Where the limitations bite
The biggest limitation is that models are only as good as the worst-quality data feeding them. Trade data has gaps. Pest distribution data is uneven across the world — we know much more about pests in OECD countries than we do about pests in source regions that actually matter. Historical interception data has selection bias built into it: we found what we looked for, on the pathways we were already inspecting.
The result is that models can become very good at predicting yesterday’s pathway risks. They’re much less good at the unprecedented event — the pest that hadn’t been intercepted before, the pathway that hadn’t been used before, the host shift that wasn’t documented in the literature. Black swans are exactly what models trained on historical data struggle with, and the costliest biosecurity events tend to be black swans.

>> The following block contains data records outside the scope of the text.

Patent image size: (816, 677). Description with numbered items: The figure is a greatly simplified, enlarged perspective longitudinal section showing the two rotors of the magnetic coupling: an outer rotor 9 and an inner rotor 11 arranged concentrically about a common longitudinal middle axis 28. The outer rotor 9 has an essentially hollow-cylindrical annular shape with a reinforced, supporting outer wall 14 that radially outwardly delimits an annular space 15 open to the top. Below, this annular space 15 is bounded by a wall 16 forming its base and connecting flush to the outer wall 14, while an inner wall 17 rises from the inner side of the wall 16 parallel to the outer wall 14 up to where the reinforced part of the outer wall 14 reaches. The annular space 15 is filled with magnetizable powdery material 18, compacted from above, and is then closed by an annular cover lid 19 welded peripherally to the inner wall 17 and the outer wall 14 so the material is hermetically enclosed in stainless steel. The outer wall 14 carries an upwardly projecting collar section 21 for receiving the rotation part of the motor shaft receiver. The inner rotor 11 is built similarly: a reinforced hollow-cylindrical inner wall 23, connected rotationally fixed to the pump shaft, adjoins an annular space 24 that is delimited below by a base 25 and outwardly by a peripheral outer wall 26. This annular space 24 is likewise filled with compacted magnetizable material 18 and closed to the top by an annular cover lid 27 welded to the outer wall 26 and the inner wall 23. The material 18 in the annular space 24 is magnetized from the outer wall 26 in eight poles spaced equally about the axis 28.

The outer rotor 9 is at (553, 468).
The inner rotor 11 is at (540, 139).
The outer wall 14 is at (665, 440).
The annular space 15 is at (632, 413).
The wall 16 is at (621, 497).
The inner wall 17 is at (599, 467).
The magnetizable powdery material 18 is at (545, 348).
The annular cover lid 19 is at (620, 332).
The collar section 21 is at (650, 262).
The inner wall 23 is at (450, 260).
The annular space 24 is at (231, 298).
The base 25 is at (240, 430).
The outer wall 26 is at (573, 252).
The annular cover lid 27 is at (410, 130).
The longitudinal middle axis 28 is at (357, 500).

A second limitation is operational. Even when a model outputs a clear signal — say, increased risk of a particular pest on a particular commodity from a particular origin — the resourcing to act is finite. Inspection effort is constrained by people, dock space, and laboratory throughput. A model that tells you to inspect 8% more of incoming containers from one origin only helps if you can actually deploy that inspection capacity. Most of the time you’re reallocating from somewhere else, which means accepting elevated risk in a different pathway. Models don’t solve that tradeoff; they sharpen it.
The third limitation is the harder one to talk about: false confidence. A well-presented model output looks authoritative. It can make decision-makers comfortable with shifting resources away from pathways the model rated low-risk. When the model is wrong — and on a low-probability, high-consequence event it will be wrong — the consequences are paid back in the wrong column. Good biosecurity practice still requires irreducible diversity of inspection effort, even on pathways the model has deprioritised.

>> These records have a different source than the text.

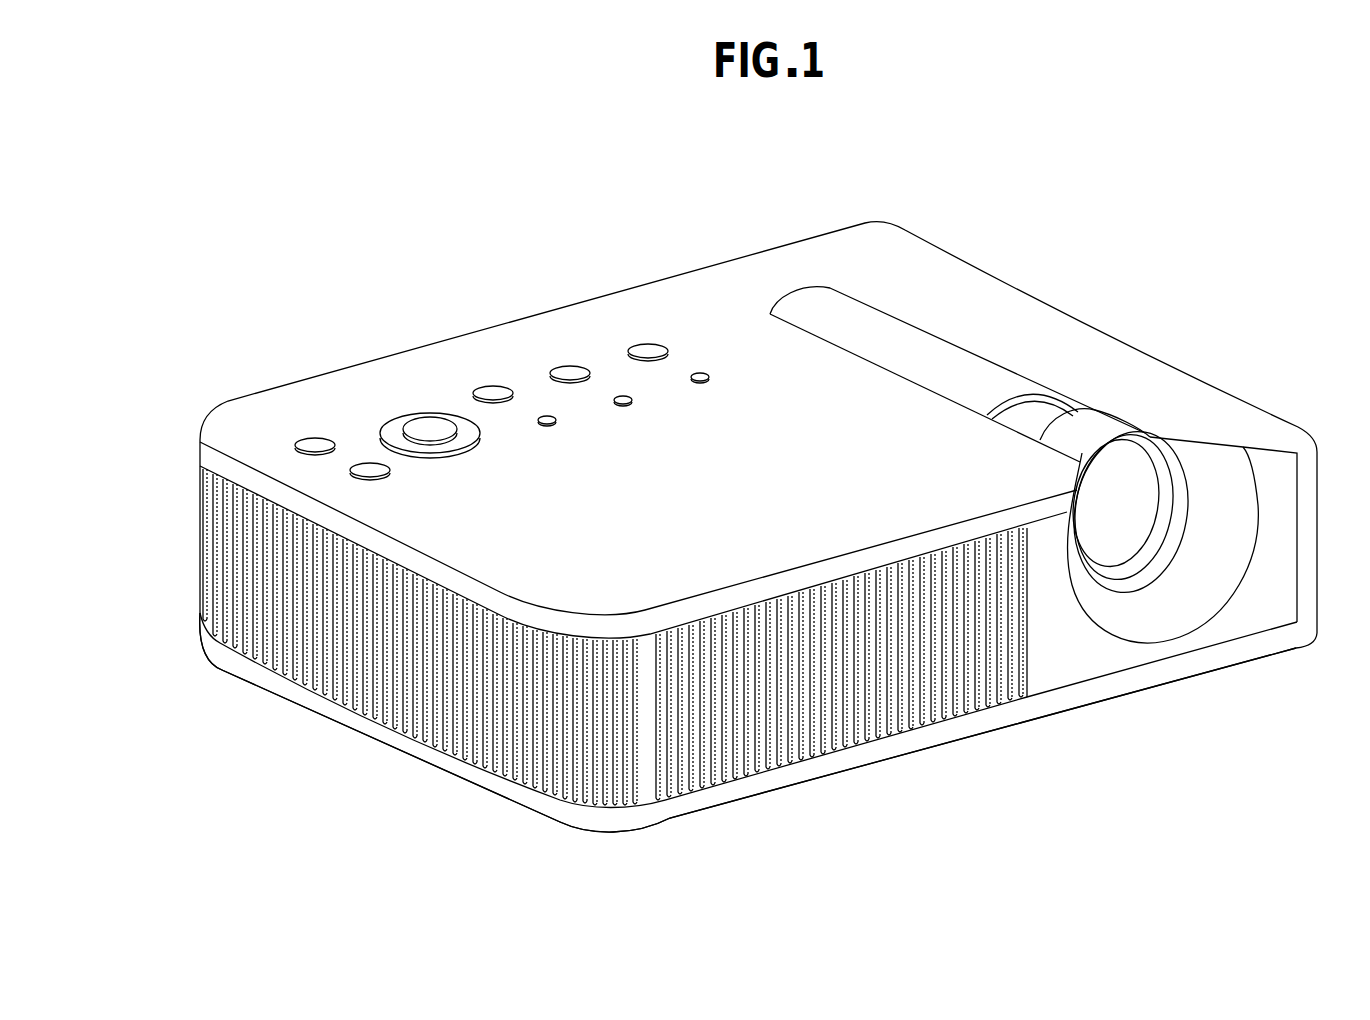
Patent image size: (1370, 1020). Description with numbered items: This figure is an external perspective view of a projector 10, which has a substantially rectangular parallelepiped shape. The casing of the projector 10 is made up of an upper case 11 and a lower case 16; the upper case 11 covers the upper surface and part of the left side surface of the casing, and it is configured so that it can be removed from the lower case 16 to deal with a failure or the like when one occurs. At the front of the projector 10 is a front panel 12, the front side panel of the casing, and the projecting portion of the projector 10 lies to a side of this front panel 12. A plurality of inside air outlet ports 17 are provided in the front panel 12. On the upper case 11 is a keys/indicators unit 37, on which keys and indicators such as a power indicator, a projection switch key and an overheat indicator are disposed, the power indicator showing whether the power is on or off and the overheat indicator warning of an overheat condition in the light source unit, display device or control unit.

The projector 10 is at (941, 170).
The upper case 11 is at (680, 302).
The front panel 12 is at (1058, 655).
The lower case 16 is at (362, 725).
The inside air outlet ports 17 is at (787, 743).
The keys/indicators unit 37 is at (420, 400).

The role of outside expertise
A handful of state agencies and several research bodies have brought in outside ML expertise to build their pathway models. The good engagements have a few things in common. The team building the model includes biosecurity practitioners as primary stakeholders, not just consumers. The model’s training data and assumptions are documented in a form that another scientist can replicate. The deployment plan includes ongoing performance monitoring, not just an initial validation.

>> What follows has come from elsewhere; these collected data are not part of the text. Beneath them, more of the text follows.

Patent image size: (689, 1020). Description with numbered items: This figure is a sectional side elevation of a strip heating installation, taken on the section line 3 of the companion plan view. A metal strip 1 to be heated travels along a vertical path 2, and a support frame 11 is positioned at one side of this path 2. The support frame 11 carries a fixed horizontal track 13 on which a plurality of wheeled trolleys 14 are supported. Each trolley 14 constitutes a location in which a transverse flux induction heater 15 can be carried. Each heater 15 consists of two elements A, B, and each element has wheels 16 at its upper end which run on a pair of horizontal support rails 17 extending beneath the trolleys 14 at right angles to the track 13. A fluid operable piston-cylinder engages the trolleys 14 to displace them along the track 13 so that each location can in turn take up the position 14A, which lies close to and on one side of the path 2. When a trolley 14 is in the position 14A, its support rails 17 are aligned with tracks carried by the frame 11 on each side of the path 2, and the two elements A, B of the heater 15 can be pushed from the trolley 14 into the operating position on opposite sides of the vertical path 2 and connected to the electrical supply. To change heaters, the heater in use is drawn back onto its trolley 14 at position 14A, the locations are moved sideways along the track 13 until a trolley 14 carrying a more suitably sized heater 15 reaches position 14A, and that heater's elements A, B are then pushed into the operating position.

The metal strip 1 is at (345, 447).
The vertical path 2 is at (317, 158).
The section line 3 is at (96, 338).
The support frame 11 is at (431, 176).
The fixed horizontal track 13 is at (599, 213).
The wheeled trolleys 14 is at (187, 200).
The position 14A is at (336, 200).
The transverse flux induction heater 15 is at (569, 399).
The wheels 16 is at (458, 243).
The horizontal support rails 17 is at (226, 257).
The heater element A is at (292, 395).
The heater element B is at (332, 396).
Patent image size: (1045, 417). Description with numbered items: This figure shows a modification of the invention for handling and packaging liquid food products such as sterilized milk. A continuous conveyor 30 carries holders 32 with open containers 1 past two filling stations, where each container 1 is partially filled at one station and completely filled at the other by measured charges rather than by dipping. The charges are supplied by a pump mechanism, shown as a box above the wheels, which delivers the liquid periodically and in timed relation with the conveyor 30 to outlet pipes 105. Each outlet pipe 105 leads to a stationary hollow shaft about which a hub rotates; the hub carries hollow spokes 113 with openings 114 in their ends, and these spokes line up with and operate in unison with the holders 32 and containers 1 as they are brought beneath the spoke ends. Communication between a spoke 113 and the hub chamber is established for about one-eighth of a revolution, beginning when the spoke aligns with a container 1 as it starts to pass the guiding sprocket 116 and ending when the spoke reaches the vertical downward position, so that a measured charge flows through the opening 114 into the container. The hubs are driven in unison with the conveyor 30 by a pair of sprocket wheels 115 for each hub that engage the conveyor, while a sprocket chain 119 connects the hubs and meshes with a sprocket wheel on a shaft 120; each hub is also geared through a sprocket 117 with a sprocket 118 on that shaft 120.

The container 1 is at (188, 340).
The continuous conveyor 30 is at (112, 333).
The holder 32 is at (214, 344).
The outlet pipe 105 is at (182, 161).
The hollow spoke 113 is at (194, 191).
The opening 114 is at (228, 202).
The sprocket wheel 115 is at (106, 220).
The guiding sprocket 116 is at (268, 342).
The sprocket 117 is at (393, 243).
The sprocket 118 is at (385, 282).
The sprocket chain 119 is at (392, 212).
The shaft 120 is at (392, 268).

Several Australian consultancies have done credible work in this space. I’ve seen reasonable engagements from groups including the Team400 AI consultancy and a few others working at the intersection of operational data and government science. The pattern is the same as it is in other domains: the technical work is secondary to the operational integration. A great model that nobody acts on is worth nothing.
What I’d argue for
Machine learning is useful in biosecurity pathway analysis. It’s not a substitute for good surveillance or for trade pre-border work. It’s a tool that lets a thin biosecurity workforce make sharper decisions about where to put scarce attention.
Two things matter more than the modelling itself. First, the underlying data — the trade declarations, the interception records, the pest distribution information — needs ongoing investment. A model trained on poor data will give confident bad answers. Second, the operational culture has to absorb model outputs as one input among many, not as a substitute for biosecurity judgement.
Get those right and the modelling earns its keep. Get them wrong and you’ll have a beautifully presented dashboard and a worse biosecurity outcome than the inspection officers had ten years ago with their experience and a checklist. The technology doesn’t care which.